Wastepickers collect waste and contribute to cleaning the urban environment at no cost to government.
Wastepickers who scour the streets of Khayelitsha and Mitchell’s Plain for recyclables complained about lack of recognition and their poor working conditions. They were speaking at an event organised by Distell, a multinational brewing and beverage company, in Khayelitsha on Friday. Four wastepickers were presented with trolleys made by Maker Station.
50-year-old Samuel Fortune from Tafelsig in Mitchell’s Plain claims that he was the first wastepicker in his area. “I have been scurreling for 25 years and now I do it with my wife. My day starts at 03h00 everyday. We go out in the dark and we are always faced with thugs who want to rob us of our money or the waste that we have collected,” he said.
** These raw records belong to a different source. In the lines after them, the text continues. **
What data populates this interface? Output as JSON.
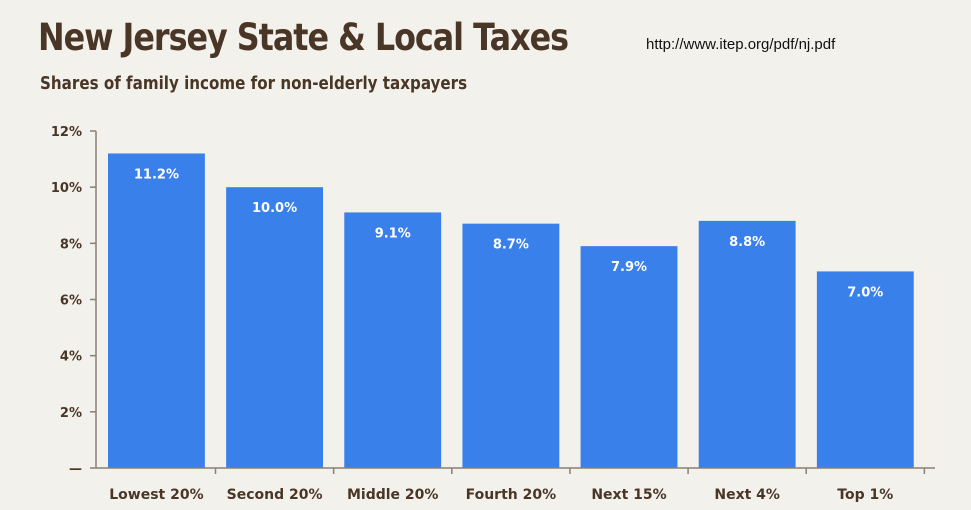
{
  "header": {
    "source_url": "http://www.itep.org/pdf/nj.pdf"
  },
  "chart_data": {
    "type": "bar",
    "title": "New Jersey State & Local Taxes",
    "subtitle": "Shares of family income for non-elderly taxpayers",
    "categories": [
      "Lowest 20%",
      "Second 20%",
      "Middle 20%",
      "Fourth 20%",
      "Next 15%",
      "Next 4%",
      "Top 1%"
    ],
    "values": [
      11.2,
      10.0,
      9.1,
      8.7,
      7.9,
      8.8,
      7.0
    ],
    "data_labels": [
      "11.2%",
      "10.0%",
      "9.1%",
      "8.7%",
      "7.9%",
      "8.8%",
      "7.0%"
    ],
    "ylim": [
      0,
      12
    ],
    "yticks": [
      0,
      2,
      4,
      6,
      8,
      10,
      12
    ],
    "ytick_labels": [
      "—",
      "2%",
      "4%",
      "6%",
      "8%",
      "10%",
      "12%"
    ],
    "xlabel": "",
    "ylabel": "",
    "grid": false,
    "bar_color": "#3a80ea",
    "text_color": "#4a3626"
  }
}
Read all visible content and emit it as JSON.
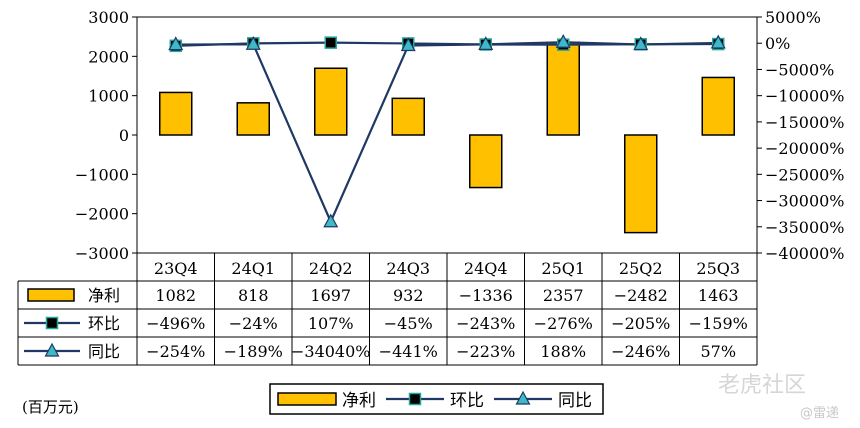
{
  "chart_data": {
    "type": "bar",
    "categories": [
      "23Q4",
      "24Q1",
      "24Q2",
      "24Q3",
      "24Q4",
      "25Q1",
      "25Q2",
      "25Q3"
    ],
    "series": [
      {
        "name": "净利",
        "kind": "bar",
        "axis": "left",
        "color": "#FFC000",
        "values": [
          1082,
          818,
          1697,
          932,
          -1336,
          2357,
          -2482,
          1463
        ],
        "labels": [
          "1082",
          "818",
          "1697",
          "932",
          "−1336",
          "2357",
          "−2482",
          "1463"
        ]
      },
      {
        "name": "环比",
        "kind": "line",
        "marker": "square",
        "axis": "right",
        "color": "#1F3864",
        "values": [
          -496,
          -24,
          107,
          -45,
          -243,
          -276,
          -205,
          -159
        ],
        "labels": [
          "−496%",
          "−24%",
          "107%",
          "−45%",
          "−243%",
          "−276%",
          "−205%",
          "−159%"
        ]
      },
      {
        "name": "同比",
        "kind": "line",
        "marker": "triangle",
        "axis": "right",
        "color": "#1F3864",
        "values": [
          -254,
          -189,
          -34040,
          -441,
          -223,
          188,
          -246,
          57
        ],
        "labels": [
          "−254%",
          "−189%",
          "−34040%",
          "−441%",
          "−223%",
          "188%",
          "−246%",
          "57%"
        ]
      }
    ],
    "y_left": {
      "ylim": [
        -3000,
        3000
      ],
      "ticks": [
        3000,
        2000,
        1000,
        0,
        -1000,
        -2000,
        -3000
      ],
      "tick_labels": [
        "3000",
        "2000",
        "1000",
        "0",
        "−1000",
        "−2000",
        "−3000"
      ]
    },
    "y_right": {
      "ylim": [
        -40000,
        5000
      ],
      "ticks": [
        5000,
        0,
        -5000,
        -10000,
        -15000,
        -20000,
        -25000,
        -30000,
        -35000,
        -40000
      ],
      "tick_labels": [
        "5000%",
        "0%",
        "−5000%",
        "−10000%",
        "−15000%",
        "−20000%",
        "−25000%",
        "−30000%",
        "−35000%",
        "−40000%"
      ]
    },
    "data_table": true,
    "legend_position": "bottom",
    "grid": false
  },
  "unit_label": "(百万元)",
  "watermark": {
    "text": "老虎社区",
    "sub": "@雷递"
  }
}
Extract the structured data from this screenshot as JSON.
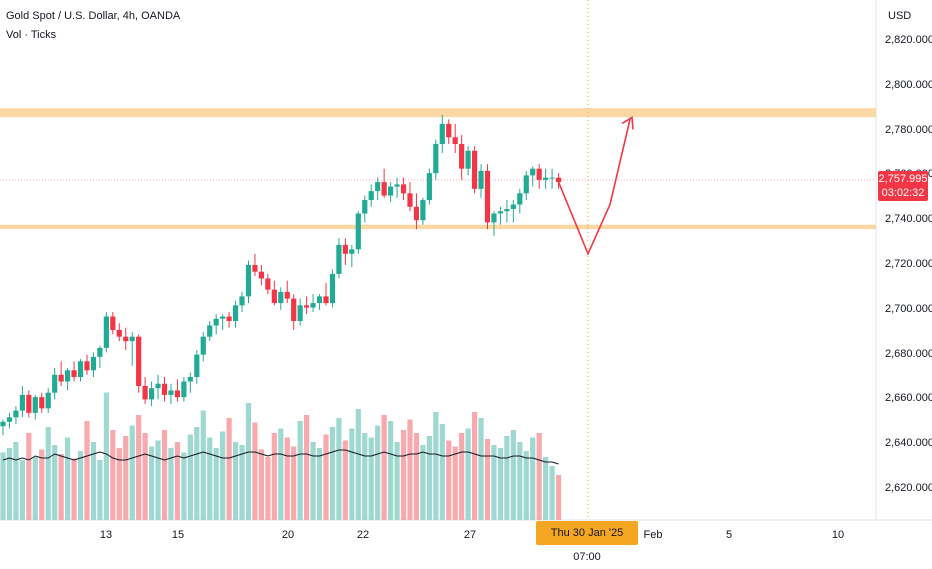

Mbulelo Mgolombane, who buys recyclables from wastepickers and sells it to big recycling companies, said that they buried two wastepickers recently who were knocked down by cars. “They are not safe from the thugs and the cars on the road. Because most of them use grocery shop trolleys they have to push them on the road and because some roads are small they get knocked by cars at night,” he said.
Mgolombane told Elitsha that he buys about 850kg of plastic, bottles, white paper and cans everyday from wastepickers.
Wastepickers collect waste to sell to recyclers and by doing so are contributing to the cleanliness of the city and the general environment. “Ours is seen as dirty work, even though we work hard and contribute to the cleanliness of our cities. We hope that one day we will be recognised,” said Mgolombane.
Ron Mukanya, who is a director of sustainability at the Department of Environmental Affairs and Development Planning admitted that wastepickers play a huge role at no cost to government. “They create jobs for themselves and contribute to the clean environment of the city even though they are not paid by the City or government,” said Mukanya.